Keith: We’re at a turning point, and I don’t know which way we’re going to turn. My preference would be for a healthy theatrical market that will allow films to enjoy rich afterlives at home, but that feels like looking backwards, possibly clouded by nostalgia. So I guess my main hope is that the world of movies stays lively and theaters play a role in that.
We may have uncorked the bottle when it comes to big movies reaching streaming services simultaneously with their theatrical appearances. But maybe we can find ways to live with what we’ve uncorked that don’t end up hurting films and doesn't leave us regretting the nights at the movies we denied ourselves.
I still really, really want to see FIRST COW in a theater. I'm not sure what streaming distribution deal is behind it, but unlike most A24 stuff it never popped up on Netflix, and now the only streaming options are buying a digital copy or subscribing to Showtime.
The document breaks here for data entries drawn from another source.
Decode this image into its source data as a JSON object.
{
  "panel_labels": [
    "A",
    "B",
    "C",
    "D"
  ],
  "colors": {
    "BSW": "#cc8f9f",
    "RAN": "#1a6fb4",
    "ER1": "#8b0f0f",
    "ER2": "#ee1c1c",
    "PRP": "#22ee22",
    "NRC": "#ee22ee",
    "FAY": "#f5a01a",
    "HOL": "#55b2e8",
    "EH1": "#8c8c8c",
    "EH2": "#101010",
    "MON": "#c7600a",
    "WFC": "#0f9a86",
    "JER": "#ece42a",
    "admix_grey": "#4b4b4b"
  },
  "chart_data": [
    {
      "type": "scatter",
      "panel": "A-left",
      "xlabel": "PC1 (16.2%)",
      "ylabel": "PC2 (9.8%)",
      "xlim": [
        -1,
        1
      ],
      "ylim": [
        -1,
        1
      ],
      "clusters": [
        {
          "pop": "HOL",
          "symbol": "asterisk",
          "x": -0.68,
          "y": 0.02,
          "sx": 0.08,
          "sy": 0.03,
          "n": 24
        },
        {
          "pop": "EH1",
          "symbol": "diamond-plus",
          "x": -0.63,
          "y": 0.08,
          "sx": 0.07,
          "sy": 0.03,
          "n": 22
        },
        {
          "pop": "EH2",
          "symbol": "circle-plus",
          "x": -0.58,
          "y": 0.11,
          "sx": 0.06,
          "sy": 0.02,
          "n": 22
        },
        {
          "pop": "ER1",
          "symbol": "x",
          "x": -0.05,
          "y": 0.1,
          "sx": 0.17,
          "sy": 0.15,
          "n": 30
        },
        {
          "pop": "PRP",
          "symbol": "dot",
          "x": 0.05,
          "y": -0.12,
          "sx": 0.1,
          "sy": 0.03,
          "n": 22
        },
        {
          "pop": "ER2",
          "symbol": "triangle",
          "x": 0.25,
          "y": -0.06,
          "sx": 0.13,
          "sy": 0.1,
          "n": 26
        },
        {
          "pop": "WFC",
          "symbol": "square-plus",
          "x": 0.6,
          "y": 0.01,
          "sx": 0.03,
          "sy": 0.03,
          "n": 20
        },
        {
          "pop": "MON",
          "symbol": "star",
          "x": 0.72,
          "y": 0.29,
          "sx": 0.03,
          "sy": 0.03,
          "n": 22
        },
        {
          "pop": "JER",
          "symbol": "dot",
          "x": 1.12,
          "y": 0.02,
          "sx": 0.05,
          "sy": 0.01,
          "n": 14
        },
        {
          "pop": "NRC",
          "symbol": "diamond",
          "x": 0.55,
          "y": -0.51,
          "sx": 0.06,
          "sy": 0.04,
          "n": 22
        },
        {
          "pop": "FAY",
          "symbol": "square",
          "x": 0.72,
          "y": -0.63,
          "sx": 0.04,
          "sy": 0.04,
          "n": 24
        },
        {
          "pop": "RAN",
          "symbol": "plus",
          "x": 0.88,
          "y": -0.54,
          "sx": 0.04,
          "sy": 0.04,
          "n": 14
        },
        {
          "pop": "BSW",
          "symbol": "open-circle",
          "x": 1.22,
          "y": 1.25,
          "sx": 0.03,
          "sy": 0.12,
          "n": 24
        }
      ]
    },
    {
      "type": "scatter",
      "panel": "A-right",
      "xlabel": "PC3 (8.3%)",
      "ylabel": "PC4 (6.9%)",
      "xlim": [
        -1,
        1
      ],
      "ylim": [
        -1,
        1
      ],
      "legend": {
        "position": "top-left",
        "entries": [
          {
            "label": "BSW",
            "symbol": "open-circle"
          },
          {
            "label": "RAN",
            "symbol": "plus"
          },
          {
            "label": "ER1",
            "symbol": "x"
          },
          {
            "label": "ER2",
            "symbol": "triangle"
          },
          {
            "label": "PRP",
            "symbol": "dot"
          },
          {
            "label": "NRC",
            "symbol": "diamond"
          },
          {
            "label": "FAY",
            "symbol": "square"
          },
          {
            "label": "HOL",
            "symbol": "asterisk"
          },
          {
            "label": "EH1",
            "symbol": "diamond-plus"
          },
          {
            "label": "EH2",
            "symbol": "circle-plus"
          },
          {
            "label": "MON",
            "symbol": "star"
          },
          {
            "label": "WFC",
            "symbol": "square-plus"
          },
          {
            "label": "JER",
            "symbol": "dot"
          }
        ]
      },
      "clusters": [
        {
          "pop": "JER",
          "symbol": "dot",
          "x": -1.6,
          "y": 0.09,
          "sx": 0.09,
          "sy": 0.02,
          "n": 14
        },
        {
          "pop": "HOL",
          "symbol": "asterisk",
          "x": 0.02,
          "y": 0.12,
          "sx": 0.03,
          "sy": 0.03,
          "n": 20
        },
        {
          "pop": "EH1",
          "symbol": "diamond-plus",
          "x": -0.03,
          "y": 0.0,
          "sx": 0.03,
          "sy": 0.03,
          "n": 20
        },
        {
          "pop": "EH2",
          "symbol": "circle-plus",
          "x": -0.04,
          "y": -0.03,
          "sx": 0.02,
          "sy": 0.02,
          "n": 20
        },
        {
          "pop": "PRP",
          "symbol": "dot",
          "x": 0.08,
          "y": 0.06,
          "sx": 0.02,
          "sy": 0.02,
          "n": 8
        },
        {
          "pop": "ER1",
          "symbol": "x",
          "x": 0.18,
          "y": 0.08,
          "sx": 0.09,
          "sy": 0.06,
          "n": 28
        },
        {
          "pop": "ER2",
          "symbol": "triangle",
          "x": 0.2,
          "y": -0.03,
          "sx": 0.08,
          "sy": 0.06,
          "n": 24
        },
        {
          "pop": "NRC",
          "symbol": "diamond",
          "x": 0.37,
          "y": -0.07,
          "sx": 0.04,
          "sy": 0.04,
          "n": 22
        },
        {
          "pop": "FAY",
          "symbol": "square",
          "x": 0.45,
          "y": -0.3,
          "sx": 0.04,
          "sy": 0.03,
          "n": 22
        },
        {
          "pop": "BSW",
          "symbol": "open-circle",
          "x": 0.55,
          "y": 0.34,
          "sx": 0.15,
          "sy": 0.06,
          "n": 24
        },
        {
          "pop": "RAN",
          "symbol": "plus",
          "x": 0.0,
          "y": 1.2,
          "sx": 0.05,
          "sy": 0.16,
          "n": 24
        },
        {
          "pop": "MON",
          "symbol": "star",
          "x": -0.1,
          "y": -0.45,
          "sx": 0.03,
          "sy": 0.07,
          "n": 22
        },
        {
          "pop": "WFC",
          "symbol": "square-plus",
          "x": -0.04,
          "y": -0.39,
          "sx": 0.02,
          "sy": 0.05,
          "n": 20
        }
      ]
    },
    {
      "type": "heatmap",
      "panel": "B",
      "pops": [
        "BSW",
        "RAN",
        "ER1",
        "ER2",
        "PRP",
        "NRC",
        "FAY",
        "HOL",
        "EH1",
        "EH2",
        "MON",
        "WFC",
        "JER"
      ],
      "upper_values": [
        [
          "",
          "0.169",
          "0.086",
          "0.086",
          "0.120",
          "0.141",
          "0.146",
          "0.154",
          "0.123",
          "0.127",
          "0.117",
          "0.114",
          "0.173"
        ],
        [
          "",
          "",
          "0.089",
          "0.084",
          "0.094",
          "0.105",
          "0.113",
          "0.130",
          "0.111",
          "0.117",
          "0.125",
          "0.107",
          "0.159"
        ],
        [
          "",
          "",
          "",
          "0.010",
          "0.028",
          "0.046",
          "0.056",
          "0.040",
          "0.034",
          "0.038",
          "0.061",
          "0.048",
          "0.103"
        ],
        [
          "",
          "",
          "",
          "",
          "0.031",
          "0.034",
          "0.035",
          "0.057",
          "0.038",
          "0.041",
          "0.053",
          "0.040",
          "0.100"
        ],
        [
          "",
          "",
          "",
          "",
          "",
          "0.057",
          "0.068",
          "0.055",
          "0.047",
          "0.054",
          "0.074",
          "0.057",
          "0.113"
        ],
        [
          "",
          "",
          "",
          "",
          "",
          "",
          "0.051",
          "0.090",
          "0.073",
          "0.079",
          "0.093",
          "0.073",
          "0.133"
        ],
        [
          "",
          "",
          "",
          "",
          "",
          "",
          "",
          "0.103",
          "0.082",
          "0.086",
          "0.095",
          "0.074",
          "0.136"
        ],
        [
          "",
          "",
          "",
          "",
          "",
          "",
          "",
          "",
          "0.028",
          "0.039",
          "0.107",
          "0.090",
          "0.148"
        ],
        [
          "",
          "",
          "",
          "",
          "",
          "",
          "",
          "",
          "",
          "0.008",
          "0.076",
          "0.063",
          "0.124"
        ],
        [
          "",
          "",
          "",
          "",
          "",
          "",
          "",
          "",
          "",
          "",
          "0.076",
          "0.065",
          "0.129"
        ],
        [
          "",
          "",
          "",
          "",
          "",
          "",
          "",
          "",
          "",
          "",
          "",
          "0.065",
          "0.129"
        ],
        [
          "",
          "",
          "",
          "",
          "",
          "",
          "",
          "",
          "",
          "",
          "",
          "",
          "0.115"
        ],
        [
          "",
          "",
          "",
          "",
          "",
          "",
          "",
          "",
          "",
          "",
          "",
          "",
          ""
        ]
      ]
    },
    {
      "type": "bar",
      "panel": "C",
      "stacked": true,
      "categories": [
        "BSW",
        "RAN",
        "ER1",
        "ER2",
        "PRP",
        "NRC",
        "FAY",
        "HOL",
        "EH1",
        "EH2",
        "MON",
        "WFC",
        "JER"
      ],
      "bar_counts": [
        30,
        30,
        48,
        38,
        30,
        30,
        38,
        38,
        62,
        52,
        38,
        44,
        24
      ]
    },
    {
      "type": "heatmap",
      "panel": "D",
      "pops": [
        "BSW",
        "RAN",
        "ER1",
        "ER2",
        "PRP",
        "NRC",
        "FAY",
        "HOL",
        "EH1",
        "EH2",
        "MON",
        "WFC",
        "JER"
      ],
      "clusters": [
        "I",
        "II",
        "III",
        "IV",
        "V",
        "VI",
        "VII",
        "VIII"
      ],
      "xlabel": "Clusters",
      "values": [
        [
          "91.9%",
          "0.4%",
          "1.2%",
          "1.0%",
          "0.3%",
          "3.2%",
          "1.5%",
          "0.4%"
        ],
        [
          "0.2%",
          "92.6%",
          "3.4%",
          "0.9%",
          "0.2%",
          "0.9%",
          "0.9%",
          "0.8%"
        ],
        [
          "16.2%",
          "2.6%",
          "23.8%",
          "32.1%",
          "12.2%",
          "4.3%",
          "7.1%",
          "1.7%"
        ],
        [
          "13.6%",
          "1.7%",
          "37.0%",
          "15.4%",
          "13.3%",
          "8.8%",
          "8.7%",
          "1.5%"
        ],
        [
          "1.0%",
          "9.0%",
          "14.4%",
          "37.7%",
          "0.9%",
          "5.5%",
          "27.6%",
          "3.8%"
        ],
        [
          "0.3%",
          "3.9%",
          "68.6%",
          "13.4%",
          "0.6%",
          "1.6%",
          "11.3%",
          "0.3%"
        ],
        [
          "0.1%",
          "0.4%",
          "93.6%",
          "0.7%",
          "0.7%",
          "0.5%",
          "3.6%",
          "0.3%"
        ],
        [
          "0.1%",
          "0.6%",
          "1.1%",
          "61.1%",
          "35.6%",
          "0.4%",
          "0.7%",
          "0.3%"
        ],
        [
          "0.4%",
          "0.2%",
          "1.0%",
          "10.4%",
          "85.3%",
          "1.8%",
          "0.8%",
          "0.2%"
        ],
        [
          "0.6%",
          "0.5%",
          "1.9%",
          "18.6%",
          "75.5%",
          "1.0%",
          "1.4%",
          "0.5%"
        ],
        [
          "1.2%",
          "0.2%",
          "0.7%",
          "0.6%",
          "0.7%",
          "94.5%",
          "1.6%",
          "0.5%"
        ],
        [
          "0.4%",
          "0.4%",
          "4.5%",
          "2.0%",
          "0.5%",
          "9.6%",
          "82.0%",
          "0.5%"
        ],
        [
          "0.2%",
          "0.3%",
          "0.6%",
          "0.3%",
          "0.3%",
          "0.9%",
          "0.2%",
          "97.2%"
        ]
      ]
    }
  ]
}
I know, I know, just suck it up and buy the blu-ray, but I'm still bummed that of all the films who's releases got cut short or moved around last year, this one seemed to fall through the cracks the most.
I'm beside myself with excitement to see DUNE, but that excitement is hugely tempered by a reluctance to visit a cinema and sit in a (probably poorly ventilated) room with maybe hundreds of people, most of whom won't be wearing masks, and I just don't see that situation changing particularly soon. Which means that if I do get the chance to pay to stream it at home (I'm in the UK, so no HBO Max here) I'll do that, just to support the artist and make myself feel good about spending my 20 quid to "save cinema", but would that experience have the same "value" as spending 20 pounds to see it as intended, with an audience and on the big screen? I honestly don't know!